Comportamento Crônica

Narrativas cotidianas

Mariana Motta relata seu encontro com Augusta, uma mulher de 70 anos cheia de energia e vivacidade, no 457

Por Mariana Motta

Estamos o tempo todo falando e escrevendo sobre nós mesmos. Nossas angústias, nossas felicidades, nossos momentos e, consequentemente, nossa vida. Nossa, chego a ficar cansada de tanto pronome possessivo.

Gosto de dizer que faço jornalismo porque não preciso falar de mim, mas no final do dia, percebo que todas as crônicas que escrevo são sobre mim. Assim como todas as crônicas que leio aqui, também são sobre as pessoas que as escrevem.

Mas hoje quero fazer diferente, quero contar algo sem muita importância, uma situação corriqueira de uma história que não é sobre mim.

Era terça-feira de carnaval, eu estava no 457, em pé no ônibus, indo para o Arpoador, e tinham quatro senhoras sentadas conversando. Uma delas, que vou nomear como Augusta, era a mais animada e falava abertamente sobre a sua vida.

Augusta tinha dois filhos já adultos. O primogênito, sentia muito ciúmes e preocupação com ela. Na visão dele, Augusta já era uma senhora de 70 anos e tinha que ficar em casa o dia inteiro. Mas para ela não, a jovem senhora contou que saiu todos os dias do carnaval. E naquela terça, pretendia ir à praia, depois dar uma passada em algum bloco, e terminar o dia bebendo no bar.

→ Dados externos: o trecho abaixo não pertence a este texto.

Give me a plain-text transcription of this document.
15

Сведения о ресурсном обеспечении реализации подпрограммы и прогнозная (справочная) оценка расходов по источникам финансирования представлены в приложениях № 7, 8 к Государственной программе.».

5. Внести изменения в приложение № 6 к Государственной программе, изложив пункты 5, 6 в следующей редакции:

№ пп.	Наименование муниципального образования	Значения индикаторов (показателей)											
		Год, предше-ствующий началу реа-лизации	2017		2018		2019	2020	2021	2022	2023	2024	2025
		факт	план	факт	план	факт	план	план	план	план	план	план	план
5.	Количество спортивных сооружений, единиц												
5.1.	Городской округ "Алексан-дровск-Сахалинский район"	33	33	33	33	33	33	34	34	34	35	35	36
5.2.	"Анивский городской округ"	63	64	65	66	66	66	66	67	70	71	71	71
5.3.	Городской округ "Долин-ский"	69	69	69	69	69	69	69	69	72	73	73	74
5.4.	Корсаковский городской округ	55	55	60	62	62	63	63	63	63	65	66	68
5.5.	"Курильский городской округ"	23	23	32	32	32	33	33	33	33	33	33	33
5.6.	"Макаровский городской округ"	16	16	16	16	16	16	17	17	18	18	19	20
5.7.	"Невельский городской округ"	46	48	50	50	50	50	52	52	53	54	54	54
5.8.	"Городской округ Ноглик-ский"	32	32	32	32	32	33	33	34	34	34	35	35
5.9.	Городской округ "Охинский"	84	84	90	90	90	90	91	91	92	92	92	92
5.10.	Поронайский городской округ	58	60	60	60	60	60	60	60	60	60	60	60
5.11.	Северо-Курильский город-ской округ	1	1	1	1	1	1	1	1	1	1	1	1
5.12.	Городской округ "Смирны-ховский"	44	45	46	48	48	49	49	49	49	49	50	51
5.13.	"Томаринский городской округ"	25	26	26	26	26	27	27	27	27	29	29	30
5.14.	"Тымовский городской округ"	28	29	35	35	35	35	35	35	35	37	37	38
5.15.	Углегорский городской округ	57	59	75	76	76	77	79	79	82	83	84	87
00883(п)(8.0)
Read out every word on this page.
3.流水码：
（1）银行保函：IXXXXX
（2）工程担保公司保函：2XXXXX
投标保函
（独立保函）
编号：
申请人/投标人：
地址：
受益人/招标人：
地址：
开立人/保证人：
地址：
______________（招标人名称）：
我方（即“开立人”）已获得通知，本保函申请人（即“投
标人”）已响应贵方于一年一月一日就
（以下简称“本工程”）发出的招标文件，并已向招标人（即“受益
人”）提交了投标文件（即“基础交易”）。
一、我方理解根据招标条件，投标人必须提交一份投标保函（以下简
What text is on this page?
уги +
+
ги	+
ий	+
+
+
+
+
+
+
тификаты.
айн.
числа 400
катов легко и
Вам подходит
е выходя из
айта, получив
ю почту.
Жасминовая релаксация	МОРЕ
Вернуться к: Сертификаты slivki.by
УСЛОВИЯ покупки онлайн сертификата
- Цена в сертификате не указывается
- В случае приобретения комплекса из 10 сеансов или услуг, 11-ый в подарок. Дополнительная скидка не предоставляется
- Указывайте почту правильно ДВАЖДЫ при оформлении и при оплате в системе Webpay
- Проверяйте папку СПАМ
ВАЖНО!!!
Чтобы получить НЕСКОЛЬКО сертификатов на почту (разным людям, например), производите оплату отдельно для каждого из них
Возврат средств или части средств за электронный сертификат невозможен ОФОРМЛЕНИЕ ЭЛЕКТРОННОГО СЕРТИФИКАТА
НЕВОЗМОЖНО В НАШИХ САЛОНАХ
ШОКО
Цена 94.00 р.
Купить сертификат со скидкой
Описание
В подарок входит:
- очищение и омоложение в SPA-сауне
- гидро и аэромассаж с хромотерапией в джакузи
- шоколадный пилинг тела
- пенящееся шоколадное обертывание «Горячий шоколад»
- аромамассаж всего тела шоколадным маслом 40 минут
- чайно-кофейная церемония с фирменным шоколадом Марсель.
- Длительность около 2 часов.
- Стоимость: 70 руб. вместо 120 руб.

Ela contava também que o filho mais velho morria de medo dela sair de casa, por conta da violência da cidade. Essa parte da conversa, terei que transcrever. Ninguém falou tão bem quanto a Augusta. Era contagiante. “Ele acha que eu vou deixar de sair e me divertir por conta de assalto. Vê se pode, meu filho acha que conhece mais o Rio do que eu. Falo direto para ele: ‘Meu filho, tenho 70 anos de Rio de Janeiro, você só tem 30. Conheço muito mais isso aqui do que você.’ Já pensou se eu deixo de me divertir por medo da violência? Cruz credo! Ia ficar em casa o dia inteiro. Tô muito nova ainda.”

A vivacidade de Augusta encantava as outras senhoras que estavam com ela. Todas concordavam e riam. “Meu filho é igual”, dizia uma. “A gente tem mais é que aproveitar mesmo, eles aproveitam, por que a gente não pode?”, dizia a outra.

Augusta também falou de uma vez que estava em um ônibus, e começou um tiroteio do lado de fora. Os passageiros entraram em desespero, queriam descer do ônibus. A moça do banco ao seu lado pediu para que ela se abaixasse. “Eu não”, foi a resposta de Augusta. E ainda completou: “A gente tá mais segura dentro do ônibus do que na rua”. Simplesmente ficou sentada, esperando o tiroteio passar. Como ela mesma conta, já com 70 anos de Rio de Janeiro, sabia que o desespero só ia piorar a situação.

Além disso, a jovem senhora contava um pouco da sua história de vida. Seu ex-marido a largou para ficar com outra mulher. Em um determinado momento da conversa, ela conta que seu filho mais novo estava viajando naquele período do carnaval, e pediu para ela tomar conta do cachorro dele. Augusta, que não tinha muito talento com cachorros, só gatos, falou para o filho procurar o pai e mandar ele e a mulher dele tomarem conta do cachorro.

Ela disse ainda que, antigamente, quando precisava de ajuda, tinha que se virar sozinha, já que o pai não era tão presente. Mas se engana quem pensa que ela contava isso com tristeza. Augusta batia no peito dizendo que criou seus filhos sozinha. E, se os filhos quiserem, depois de adultos, pedir alguma coisa, que seja para o pai, porque agora ela queria aproveitar a vida. Não queria passar o carnaval inteiro com a responsabilidade de cuidar de um cachorro que não era dela. Estava muito feliz com a sua liberdade.

Confesso que queria ter ouvido mais da vida de Augusta, mas precisei descer do ônibus. Queria poder ter ido a mesma praia que ela, para ficar quieta só ouvido suas histórias e gargalhando.

Na verdade, eu poderia vir aqui e falar sobre o quanto a Augusta mexeu comigo. Poderia passar parágrafos e mais parágrafos contando sobre a importância desse dia para mim. A gente costuma ter essa mania horrível de achar que nossas histórias são mais importantes que a dos outros, só que eu transformaria toda a história de uma pessoa, em algo sobre mim, e esse não é esse meu objetivo. Por isso, hoje, eu queria apenas escrever sobre ela.

Augusta, obrigado. Essa crônica é sobre você, a sua alegria e um 457 tão cheio de histórias para contar.